Riordan pulled Eiryn upright and kept his arm around her because, what the hell, he could do that here. And he didn’t feel like interrogating himself about it. Eiryn cuddled up with his side again, which he couldn’t deny he liked. He more than liked it. He just wished it didn’t come with a personality transplant.

An older woman sat on the top step, her white hair in a bun on the top of her head and both of her pale gold chins jiggling as she smiled. “Let me guess,” she said, her dark eyes sparkling as if she was secretly delighted about something. Riordan didn’t think he wanted to know what that
something
was. “You’ve had a winter or two, but no babies, so you’ve made a trip here to receive a blessing.”

They both stared at the woman.

Riordan couldn’t imagine the expression on his face, and tried his best to lock down any thoughts of Eiryn with his baby. He didn’t particularly like the fact he didn’t instantly hate that notion. What the hell was
that
? He was never going out that way. He was never passing on his bullshit, much less mating with anybody. That shit had been set in stone when he was ten years old.

Beside him, Eiryn smiled—and then leaned in even closer, so she was pressed up against him so tight there was no air between their bodies and he could feel the press of her tits against his ribs. He hooked his arm around her neck and didn’t exactly hate that either.

“How could you possibly know that at a glance?”

Eiryn’s voice was so husky with suggested emotion and quietly delighted besides that if Riordan didn’t know better, he’d have easily believed the old woman really had read the two of them correctly.

“We have a few rooms left for believers,” the old woman said. “I like to keep one or two open for good, church-fearing folks who are here for the right reasons.” She wrinkled up her nose as she looked past them into the street. “People these days have forgotten what the equinox is all about. It’s all a big party.”

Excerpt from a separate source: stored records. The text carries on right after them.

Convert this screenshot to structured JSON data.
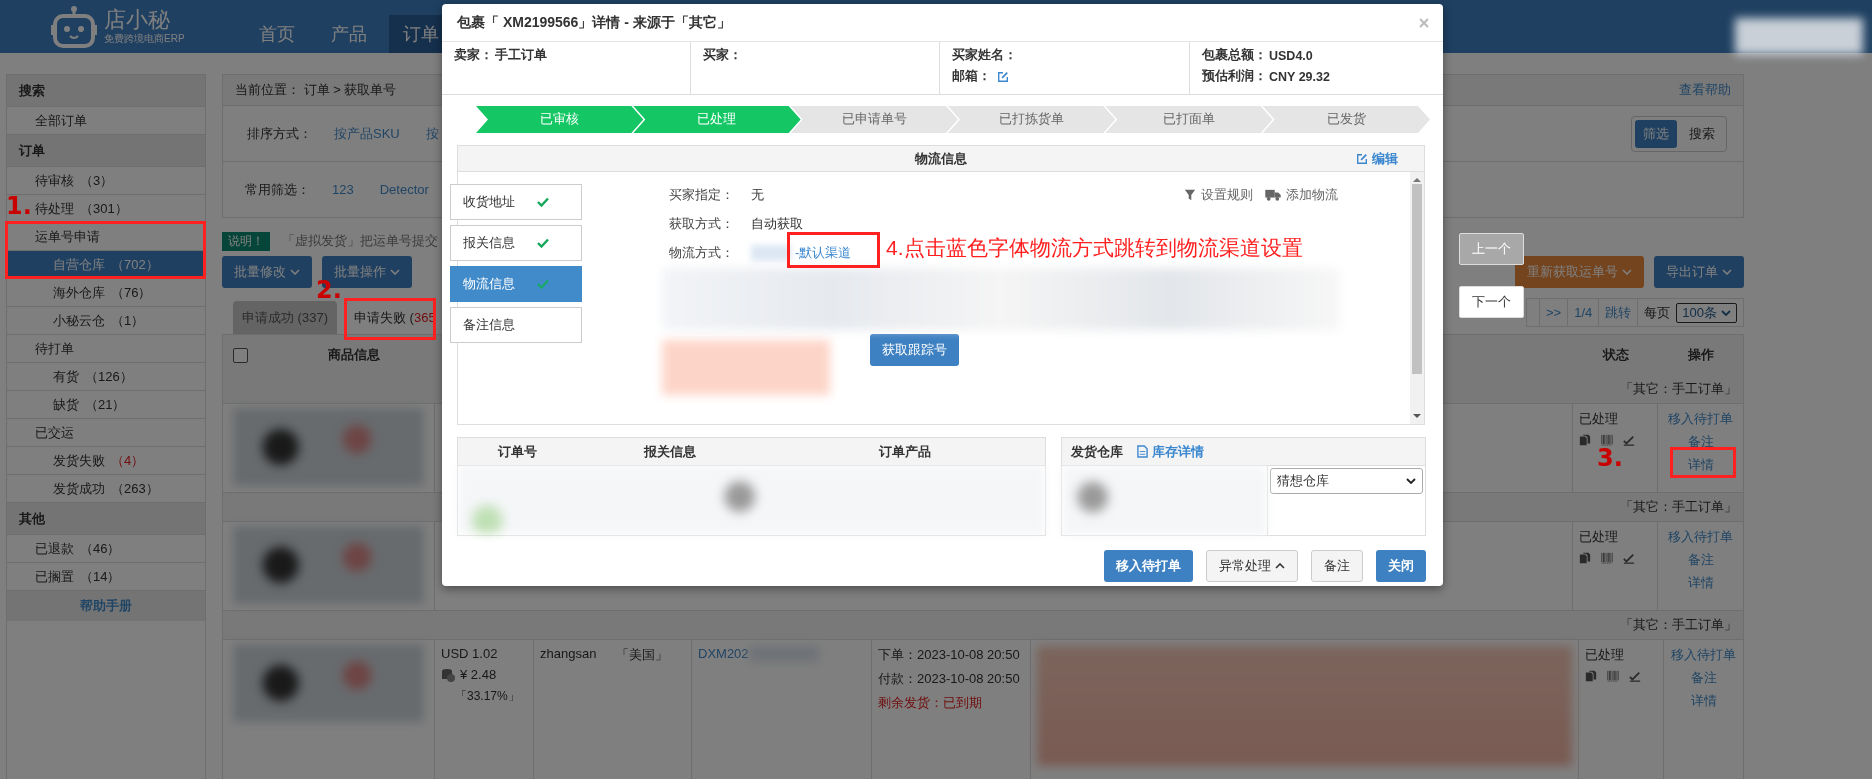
{
  "nav": {
    "logo": {
      "name": "店小秘",
      "tagline": "免费跨境电商ERP"
    },
    "items": [
      {
        "label": "首页",
        "selected": false
      },
      {
        "label": "产品",
        "selected": false
      },
      {
        "label": "订单",
        "selected": true
      }
    ]
  },
  "sidebar": {
    "sections": [
      {
        "title": "搜索",
        "items": [
          {
            "label": "全部订单",
            "selected": false
          }
        ]
      },
      {
        "title": "订单",
        "items": [
          {
            "label": "待审核",
            "count": "（3）",
            "selected": false
          },
          {
            "label": "待处理",
            "count": "（301）",
            "selected": false
          },
          {
            "label": "运单号申请",
            "selected": false,
            "children": [
              {
                "label": "自营仓库",
                "count": "（702）",
                "selected": true
              },
              {
                "label": "海外仓库",
                "count": "（76）",
                "selected": false
              },
              {
                "label": "小秘云仓",
                "count": "（1）",
                "selected": false
              }
            ]
          },
          {
            "label": "待打单",
            "selected": false,
            "children": [
              {
                "label": "有货",
                "count": "（126）",
                "selected": false
              },
              {
                "label": "缺货",
                "count": "（21）",
                "selected": false
              }
            ]
          },
          {
            "label": "已交运",
            "selected": false,
            "children": [
              {
                "label": "发货失败",
                "count": "（4）",
                "alert": true,
                "selected": false
              },
              {
                "label": "发货成功",
                "count": "（263）",
                "selected": false
              }
            ]
          }
        ]
      },
      {
        "title": "其他",
        "items": [
          {
            "label": "已退款",
            "count": "（46）",
            "selected": false
          },
          {
            "label": "已搁置",
            "count": "（14）",
            "selected": false
          }
        ]
      }
    ],
    "help": "帮助手册"
  },
  "breadcrumb": "当前位置：  订单 > 获取单号",
  "help_link": "查看帮助",
  "filters": {
    "sort": {
      "label": "排序方式：",
      "options": [
        "按产品SKU",
        "按"
      ]
    },
    "common": {
      "label": "常用筛选：",
      "options": [
        "123",
        "Detector"
      ]
    },
    "mode": [
      {
        "label": "筛选",
        "selected": true
      },
      {
        "label": "搜索",
        "selected": false
      }
    ]
  },
  "notice": {
    "badge": "说明！",
    "text": "「虚拟发货」把运单号提交"
  },
  "toolbar": {
    "left": [
      {
        "label": "批量修改",
        "kind": "primary"
      },
      {
        "label": "批量操作",
        "kind": "primary"
      }
    ],
    "right": [
      {
        "label": "重新获取运单号",
        "kind": "warning"
      },
      {
        "label": "导出订单",
        "kind": "primary"
      }
    ]
  },
  "tabs": [
    {
      "label": "申请成功 (337)",
      "selected": false
    },
    {
      "label": "申请失败 (",
      "count": "365",
      "selected": true
    }
  ],
  "pagination": {
    "next": ">>",
    "page": "1/4",
    "jump": "跳转",
    "per_page_label": "每页",
    "per_page": "100条"
  },
  "table": {
    "header_checkbox": {
      "checked": false
    },
    "columns": [
      "商品信息",
      "状态",
      "操作"
    ],
    "groups": [
      {
        "header": "「其它：手工订单」",
        "status": "已处理",
        "actions": [
          "移入待打单",
          "备注",
          "详情"
        ]
      },
      {
        "header": "「其它：手工订单」",
        "status": "已处理",
        "actions": [
          "移入待打单",
          "备注",
          "详情"
        ]
      },
      {
        "header": "「其它：手工订单」",
        "status": "已处理",
        "actions": [
          "移入待打单",
          "备注",
          "详情"
        ],
        "details": {
          "amount": "USD 1.02",
          "cost": "¥ 2.48",
          "margin": "「33.17%」",
          "buyer": "zhangsan",
          "country": "「美国」",
          "order_no": "DXM202",
          "ordered": "下单：2023-10-08 20:50",
          "paid": "付款：2023-10-08 20:50",
          "remaining": "剩余发货：已到期"
        }
      }
    ]
  },
  "dialog": {
    "title": "包裹「 XM2199566」详情 - 来源于「其它」",
    "info": [
      [
        {
          "label": "卖家：",
          "value": "手工订单"
        }
      ],
      [
        {
          "label": "买家："
        }
      ],
      [
        {
          "label": "买家姓名："
        },
        {
          "label": "邮箱：",
          "editable": true
        }
      ],
      [
        {
          "label": "包裹总额：",
          "value": "USD4.0"
        },
        {
          "label": "预估利润：",
          "value": "CNY 29.32"
        }
      ]
    ],
    "steps": [
      {
        "label": "已审核",
        "done": true
      },
      {
        "label": "已处理",
        "done": true
      },
      {
        "label": "已申请单号",
        "done": false
      },
      {
        "label": "已打拣货单",
        "done": false
      },
      {
        "label": "已打面单",
        "done": false
      },
      {
        "label": "已发货",
        "done": false
      }
    ],
    "logistics": {
      "title": "物流信息",
      "edit": "编辑",
      "side_tabs": [
        {
          "label": "收货地址",
          "done": true,
          "selected": false
        },
        {
          "label": "报关信息",
          "done": true,
          "selected": false
        },
        {
          "label": "物流信息",
          "done": true,
          "selected": true
        },
        {
          "label": "备注信息",
          "done": false,
          "selected": false
        }
      ],
      "fields": [
        {
          "label": "买家指定：",
          "value": "无"
        },
        {
          "label": "获取方式：",
          "value": "自动获取"
        },
        {
          "label": "物流方式：",
          "link": "-默认渠道"
        }
      ],
      "actions": [
        {
          "kind": "filter",
          "label": "设置规则"
        },
        {
          "kind": "truck",
          "label": "添加物流"
        }
      ],
      "track_button": "获取跟踪号"
    },
    "orders_table": {
      "columns": [
        "订单号",
        "报关信息",
        "订单产品"
      ]
    },
    "warehouse": {
      "title": "发货仓库",
      "link": "库存详情",
      "select": "猜想仓库"
    },
    "footer": [
      {
        "label": "移入待打单",
        "kind": "primary"
      },
      {
        "label": "异常处理",
        "kind": "dropdown"
      },
      {
        "label": "备注",
        "kind": "default"
      },
      {
        "label": "关闭",
        "kind": "primary"
      }
    ]
  },
  "nav_buttons": [
    {
      "label": "上一个",
      "disabled": true
    },
    {
      "label": "下一个",
      "disabled": false
    }
  ],
  "annotations": [
    "1.",
    "2.",
    "3.",
    "4.点击蓝色字体物流方式跳转到物流渠道设置"
  ]
}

“It can get a bit selfish sometimes,” Eiryn murmured, sounding delicate and vaguely put off at once. It was masterful. “It makes me wonder where it will all end.”

“Nowhere good,” the old woman agreed, running her tongue around her teeth so her lips seemed to bubble. “That’s my fear. Things don’t happen in a vacuum, you know. We might as well roam outside the city walls in the dark of winter and pray the raiders get us before the wolves do!”

How neither he nor Eiryn reacted to that, Riordan would never know.

The old woman stood with some difficulty, then slowly led them into her building. She nodded to the men standing there, who Riordan supposed were guards in this alternate fantasy world where such soft-handed, sleepy-looking men could possibly ward off a goddamned thing that came at them.